There are also other considerations, including the repurposing of the Director's House, a large home on Bells Mill Road that is currently unused. Valerio said it could easily be used for offices and storage, similar to the way the Philadelphia Museum of Art uses the neighboring Pearlman Building.

Baird said that his response to Woodmere's RFP included conceptual drawings, but that the plan really is in the beginning phases. He is not sure yet, he said, how much new construction the plan will call for. It remains to be seen, though he is sure that the museum will need more space.

“That process is ongoing,” Baird said. “What is the ideal solution? That will be the master plan. With the director's house being repurposed and in rethinking this building in an efficient way, we can minimize the disruption to the landscape. There's no question that the institution needs more exhibition space. There's no question this institution needs a dedicated lecture hall – an auditorium. Those are two things that are hard to incorporate in a meaningful way in what we have here.”

Valerio and Baird said they have already begun preliminary discussions with neighbors. Both are hopeful that bringing the neighbors into the process to form the plans from the ground up will produce plans that are not only acceptable to everyone, but exciting.

“It is my experience that an inclusive process gives you a better project because you get the input and ideas from everyone,” Valerio said. “The idea here is to listen. The successes we've had over the last three years come fundamentally from listening.”

When they have listened, they have heard neighbors' initial concerns about the size and scope of the project, lighting and traffic.

“What we've heard so far from neighbors is that they are concerned with scale – 'How big is this thing? What does it look like from the street?'”Baird said. “I think it's a critical thing to address. We're in a neighborhood that is on one hand on an institutional scale, but you also have houses right around us. It will be an important challenge to us as architects to keep the scale of what we do here in balance with the neighbors and with the neighborhood.”

In addition to those large subjects, both Baird and Valerio said they had the sense that any new construction will really need to be “special,” in that it will not only have to signal to the public that the Woodmere is a world-class collection of art, but also be something that is identifiably part of Chestnut Hill.

It will not be an easy feat.

“Architecture that is replication would be unimaginative,” Baird said when asked if new construction would be designed to look like the Charles Knox Smith house. “A more interesting approach is to look at what are the architectural touchstones here in Chestnut Hill. We have an incredible vernacular fabric here in Chestnut Hill.”

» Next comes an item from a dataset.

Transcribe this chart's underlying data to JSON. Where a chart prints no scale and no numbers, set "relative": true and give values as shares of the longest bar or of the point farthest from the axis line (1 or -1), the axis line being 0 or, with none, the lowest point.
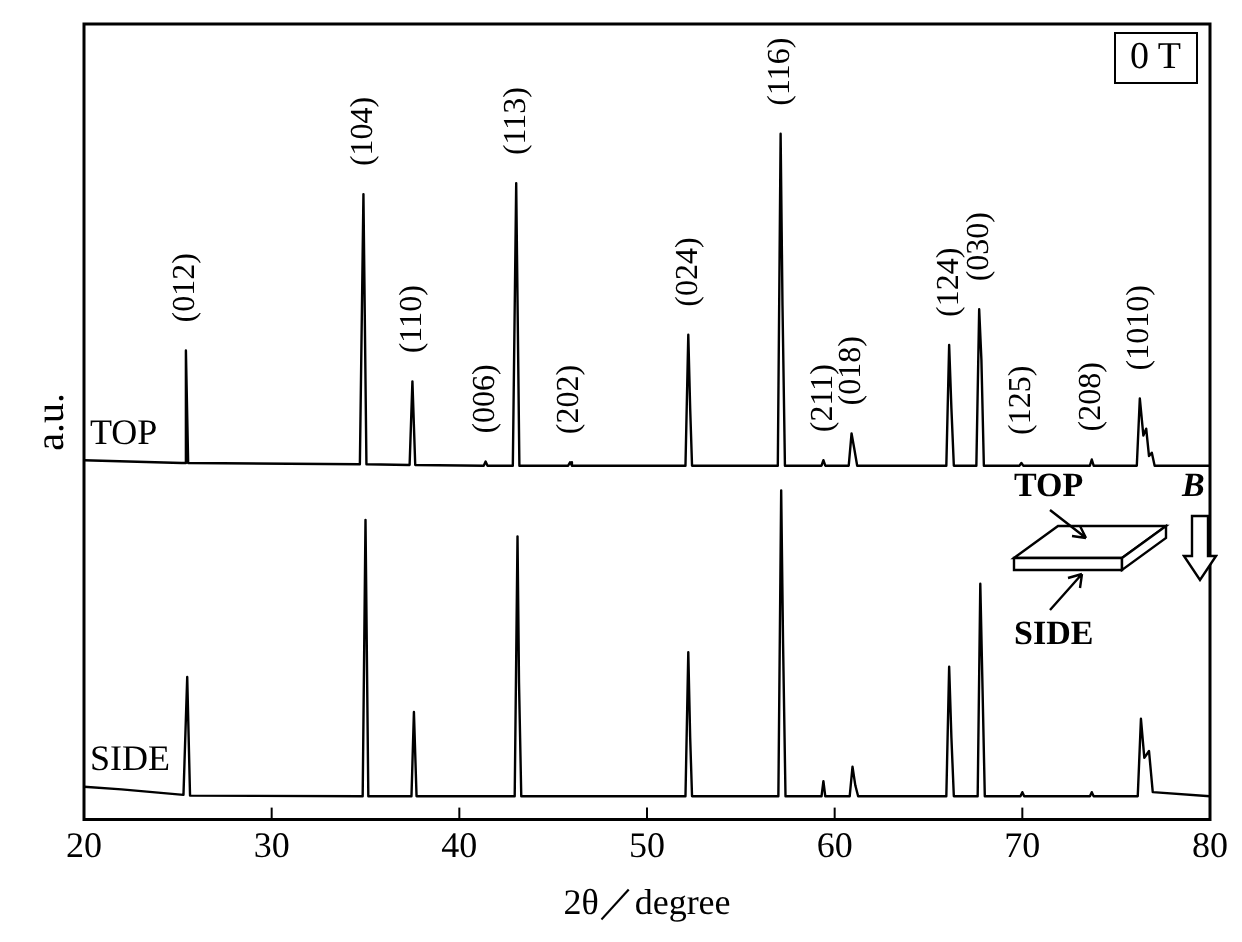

Valerio said he is confident that the combination of Baird and a thorough public process will produce a great plan.

“We are already incredibly excited about this project, and our intent is develop a master plan that everyone in Woodmere's universe is equally excited about because they had input,” he said. “If we get the process right, the end product will be right for our community. I'd love to see us a year from now in the fall with a spectacular plan that has grown out of a lot of very good dialogue. There's a lot we don't know yet. We're setting about to learn what we don't know and set all those pieces together.”

The First Woodmere design workshop will take place at the museum, 9201 Germantown Ave, at 6 p.m. Thursday, Nov. 21. The public is encouraged to attend, to meet Matthew Baird, ask questions about the master planning process and provide feedback.